Mescid Bölümü

Mescid Bölümü

Mescid Bölümü 1022 1024 Hz. Mevlâna Dergâhı

Mevlânâ Dergâhı’nın Mescidi, Semahane ile birlikte XVI.yy da yapılmıştır. Mescidin doğusunda Semahane, güneyinde Huzur-ı Pîr (Horasan Erleri), kuzeyinde Valideler Mezarlığı, batısında ise Son Cemaat Mahalli yer alır.

MESCİD kelime olarak “secde edilen yer manasına gelir.”

Caminin küçüğüdür diyenler varsa da, mescidlerde Minber olmadığı için Cuma Namazları kılınamaz. Bu nedenle Mescidi, “Kurum, kuruluş, mahalle, köy veya askeri birliklerde bulunan az sayıdaki müslüman cemaatin ibadet etmeleri için, çoğunlukla da ahşaptan yapılan ibadethanelerdir.” diye tarif edebiliriz.

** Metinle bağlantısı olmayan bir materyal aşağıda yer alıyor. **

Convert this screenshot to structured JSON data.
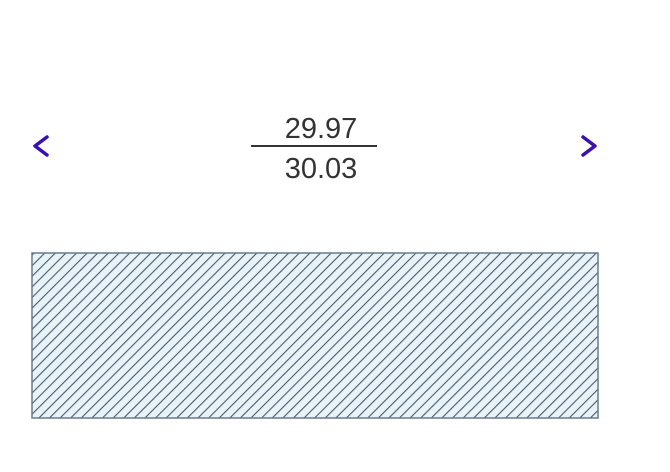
{
  "dimension": {
    "upper_tolerance": "29.97",
    "lower_tolerance": "30.03"
  },
  "colors": {
    "extension_line": "#c8485e",
    "arrow": "#3a10a8",
    "hatch_line": "#4a5a6e",
    "hatch_fill": "#e8f3f7",
    "text": "#333333"
  }
}
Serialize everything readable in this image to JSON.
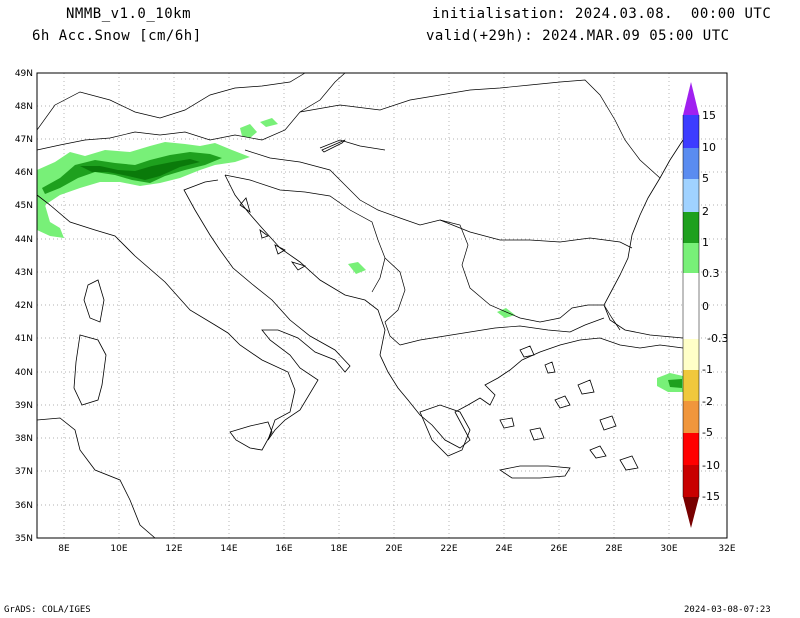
{
  "header": {
    "model": "NMMB_v1.0_10km",
    "variable": "6h Acc.Snow [cm/6h]",
    "init": "initialisation: 2024.03.08.  00:00 UTC",
    "valid": "valid(+29h): 2024.MAR.09 05:00 UTC"
  },
  "axes": {
    "lat_labels": [
      "49N",
      "48N",
      "47N",
      "46N",
      "45N",
      "44N",
      "43N",
      "42N",
      "41N",
      "40N",
      "39N",
      "38N",
      "37N",
      "36N",
      "35N"
    ],
    "lon_labels": [
      "8E",
      "10E",
      "12E",
      "14E",
      "16E",
      "18E",
      "20E",
      "22E",
      "24E",
      "26E",
      "28E",
      "30E",
      "32E"
    ]
  },
  "colorbar": {
    "labels": [
      "15",
      "10",
      "5",
      "2",
      "1",
      "0.3",
      "0",
      "-0.3",
      "-1",
      "-2",
      "-5",
      "-10",
      "-15"
    ],
    "colors": {
      "top_arrow": "#a020f0",
      "c15": "#3c3cff",
      "c10": "#5a8cf0",
      "c5": "#a0d2ff",
      "c2": "#1ea01e",
      "c1": "#78f078",
      "n03": "#ffffc8",
      "n1": "#f0c83c",
      "n2": "#f0963c",
      "n5": "#ff0000",
      "n10": "#c80000",
      "bottom_arrow": "#780000"
    }
  },
  "footer": {
    "left": "GrADS: COLA/IGES",
    "right": "2024-03-08-07:23"
  }
}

Bir ibadethaneye minber ilave edilip camiye dönüştürülmesi, geçmişte padişahlık makamının iznine tabi idi. Bu izni almakda oldukça zordu. Örnek verirsek, 13. y.y. da, Selçuklular zamanında, Konya’da 300 adet mescide karşılık, yalnızca 7 adet cami vardı.

Mevlânâ Dergâhı’nın Mescidi, Semahane ile birlikte XVI.yy da yapılmıştır. Mescidin doğusunda Semahane, güneyinde Huzur-ı Pîr (Horasan Erleri), kuzeyinde Valideler Mezarlığı, batısında ise Son Cemaat Mahalli yer alır.

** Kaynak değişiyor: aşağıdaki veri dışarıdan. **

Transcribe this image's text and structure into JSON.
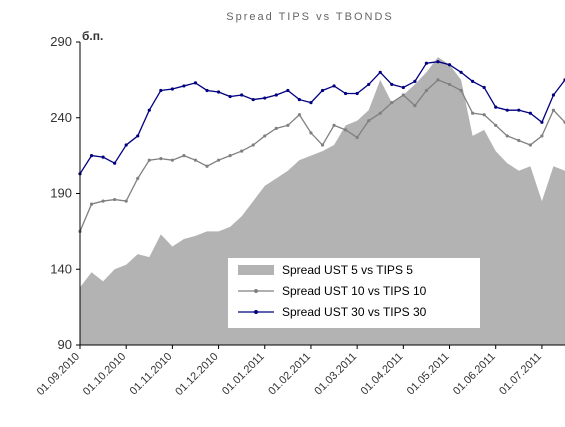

Son Cemaat Mahalli dört küçük kubbeden oluşur Bu dört küçük kubbenin, güney ve kuzeyindeki bitim noktaları, kesme taş duvarlarla kapatılmıştır Batı yönünde üç mermer sütun üzerinde, kesme taş ile yapılmış dört adet kemer yer almaktadır. Bu küçük kubbelerden güneyde yer alanı, sonradan bölünerek bir odaya dönüştürülmüş ve odaya Tilâvet Odası işlevi verilmiştir.

Son Cemaat Mahallini oluşturan duvar ve kemer taşlarının incelenmesinden anlaşıldığına göre, Son Cemaat Mahalli Tilâvet Odası ile birlikte, ancak Mescid ve Huzur-ı Pîr bölümlerinden ayrı bir zamanda yapılmış olmalıdır. Her ne kadar ikinci kemerin üzerinde ( Sene I Muharrem 1307), üçüncü küçük kubbenin içinden geçen tek şerefeli mescid minaresinin bedeninde ise, (1337 Rebîü’l-evvel) tarihleri varsa da, bu tarihler yapımla alakalı değil, minarenin ve son Cemaat Mahalli’nin tamirleri ile alakalı kitabelerdir.

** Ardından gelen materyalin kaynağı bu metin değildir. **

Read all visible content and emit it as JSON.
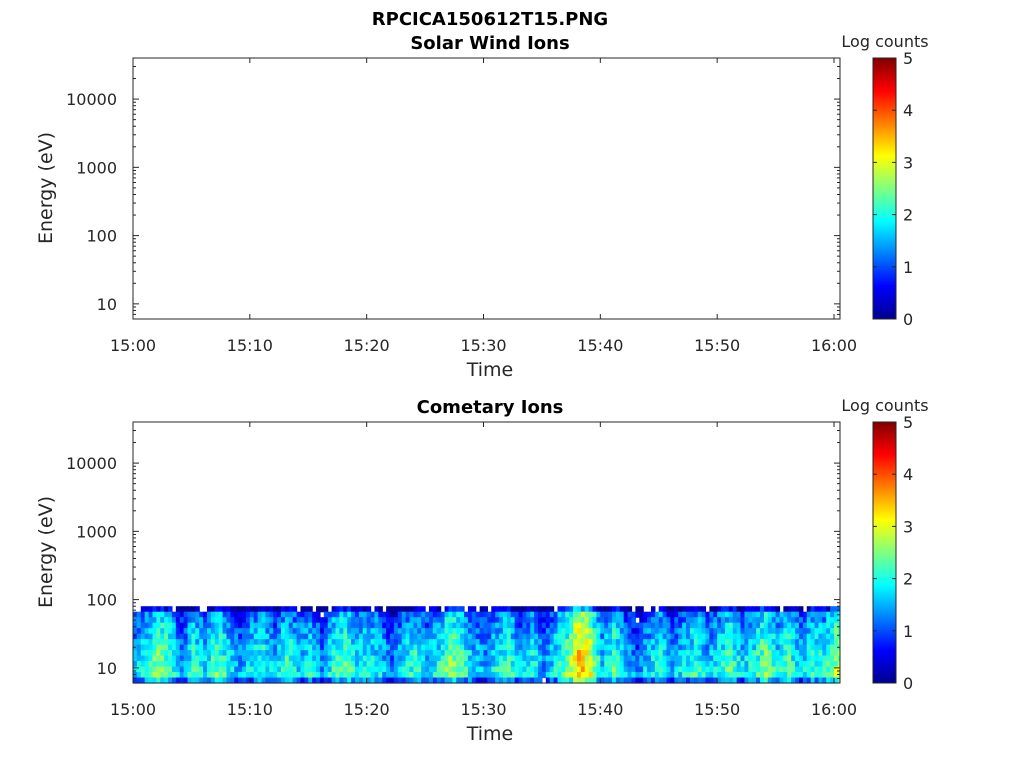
{
  "figure": {
    "title": "RPCICA150612T15.PNG"
  },
  "chart_data": [
    {
      "type": "heatmap",
      "title": "Solar Wind Ions",
      "xlabel": "Time",
      "ylabel": "Energy (eV)",
      "x_ticks": [
        "15:00",
        "15:10",
        "15:20",
        "15:30",
        "15:40",
        "15:50",
        "16:00"
      ],
      "y_ticks": [
        "10",
        "100",
        "1000",
        "10000"
      ],
      "y_scale": "log",
      "ylim": [
        6,
        40000
      ],
      "xlim": [
        "15:00",
        "16:00"
      ],
      "grid": false,
      "colorbar": {
        "label": "Log counts",
        "ticks": [
          "0",
          "1",
          "2",
          "3",
          "4",
          "5"
        ],
        "range": [
          0,
          5
        ],
        "colormap": "jet"
      },
      "values": []
    },
    {
      "type": "heatmap",
      "title": "Cometary Ions",
      "xlabel": "Time",
      "ylabel": "Energy (eV)",
      "x_ticks": [
        "15:00",
        "15:10",
        "15:20",
        "15:30",
        "15:40",
        "15:50",
        "16:00"
      ],
      "y_ticks": [
        "10",
        "100",
        "1000",
        "10000"
      ],
      "y_scale": "log",
      "ylim": [
        6,
        40000
      ],
      "xlim": [
        "15:00",
        "16:00"
      ],
      "grid": false,
      "colorbar": {
        "label": "Log counts",
        "ticks": [
          "0",
          "1",
          "2",
          "3",
          "4",
          "5"
        ],
        "range": [
          0,
          5
        ],
        "colormap": "jet"
      },
      "energy_range_ev": [
        6,
        80
      ],
      "activity_minutes": [
        {
          "t": "15:00",
          "level": 1.6
        },
        {
          "t": "15:01",
          "level": 2.1
        },
        {
          "t": "15:02",
          "level": 2.6
        },
        {
          "t": "15:03",
          "level": 2.3
        },
        {
          "t": "15:04",
          "level": 1.4
        },
        {
          "t": "15:05",
          "level": 2.2
        },
        {
          "t": "15:06",
          "level": 1.8
        },
        {
          "t": "15:07",
          "level": 2.4
        },
        {
          "t": "15:08",
          "level": 2.0
        },
        {
          "t": "15:09",
          "level": 1.5
        },
        {
          "t": "15:10",
          "level": 1.9
        },
        {
          "t": "15:11",
          "level": 2.2
        },
        {
          "t": "15:12",
          "level": 1.6
        },
        {
          "t": "15:13",
          "level": 2.3
        },
        {
          "t": "15:14",
          "level": 1.7
        },
        {
          "t": "15:15",
          "level": 2.0
        },
        {
          "t": "15:16",
          "level": 1.4
        },
        {
          "t": "15:17",
          "level": 2.2
        },
        {
          "t": "15:18",
          "level": 2.5
        },
        {
          "t": "15:19",
          "level": 1.9
        },
        {
          "t": "15:20",
          "level": 2.1
        },
        {
          "t": "15:21",
          "level": 1.8
        },
        {
          "t": "15:22",
          "level": 1.3
        },
        {
          "t": "15:23",
          "level": 1.9
        },
        {
          "t": "15:24",
          "level": 2.2
        },
        {
          "t": "15:25",
          "level": 1.7
        },
        {
          "t": "15:26",
          "level": 2.0
        },
        {
          "t": "15:27",
          "level": 2.7
        },
        {
          "t": "15:28",
          "level": 2.3
        },
        {
          "t": "15:29",
          "level": 1.8
        },
        {
          "t": "15:30",
          "level": 1.5
        },
        {
          "t": "15:31",
          "level": 2.0
        },
        {
          "t": "15:32",
          "level": 2.3
        },
        {
          "t": "15:33",
          "level": 1.6
        },
        {
          "t": "15:34",
          "level": 2.1
        },
        {
          "t": "15:35",
          "level": 1.4
        },
        {
          "t": "15:36",
          "level": 2.0
        },
        {
          "t": "15:37",
          "level": 2.5
        },
        {
          "t": "15:38",
          "level": 3.6
        },
        {
          "t": "15:39",
          "level": 3.0
        },
        {
          "t": "15:40",
          "level": 1.8
        },
        {
          "t": "15:41",
          "level": 2.4
        },
        {
          "t": "15:42",
          "level": 1.7
        },
        {
          "t": "15:43",
          "level": 1.3
        },
        {
          "t": "15:44",
          "level": 1.8
        },
        {
          "t": "15:45",
          "level": 2.1
        },
        {
          "t": "15:46",
          "level": 1.6
        },
        {
          "t": "15:47",
          "level": 1.9
        },
        {
          "t": "15:48",
          "level": 2.2
        },
        {
          "t": "15:49",
          "level": 1.7
        },
        {
          "t": "15:50",
          "level": 2.0
        },
        {
          "t": "15:51",
          "level": 2.4
        },
        {
          "t": "15:52",
          "level": 1.8
        },
        {
          "t": "15:53",
          "level": 2.1
        },
        {
          "t": "15:54",
          "level": 2.6
        },
        {
          "t": "15:55",
          "level": 1.9
        },
        {
          "t": "15:56",
          "level": 2.3
        },
        {
          "t": "15:57",
          "level": 1.7
        },
        {
          "t": "15:58",
          "level": 2.2
        },
        {
          "t": "15:59",
          "level": 2.0
        },
        {
          "t": "16:00",
          "level": 2.7
        }
      ]
    }
  ]
}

Son Cemaat Mahalli’ni oluşturan üç küçük kubbe ve kemerden ikisinin altlarına gelen alanlar, zeminden 55 cm yükseltilerek doldurulmuş ve üzerleri kesme taş ile kaplanmıştır. Böylece ortada kalan kubbe ve kemer, giriş kapısına ulaşılan koridor görünümü kazanmıştır.

Mescidin Taç Kapısı mermerdendir 465 cm en ve 810 cm yüksekliğindeki Taç Kapının (portalin) kapı açıklığı basık kemerli olup, içeriye doğru bir metre kadar girinti yapmaktadır. Yanlara mukarnas kavsaralı birer mihrabiye açılmıştır. Gri ve beyaz mermerden zıvanalı (geçmeli) olarak örülen basık kemerin kitâbelik kısmı bugün boştur. Burada bulanan II.Mahmud’un mermerden kabartmalı olan tuğrası, 1926 yılında kaldırılmıştır.

Son Cemaat Mahalli ile birlikte Tilâvet Odası’nı oluşturan dört küçük kubbenin önünde, üzeri kurşunla kaplanılmış olan bir saçak da yer almaktadır

Taç kapının mukarnas dolgulu kavsarası zengin tutulmuş ve köşeliklere birer püskül sarkıtılmıştır Ayrıca giriş boşluğunun iki yanındaki köşelerde, birer sütunçe yükselmektedir. Gövdesi sade bırakılan sütünçelerin kaide ve başlıkları iki ters vazo formunda işlenilmiş olup, yüzeyleri geometrik ve bitkisel süsleme ve mukarnaslarla tezyin edilmiştir.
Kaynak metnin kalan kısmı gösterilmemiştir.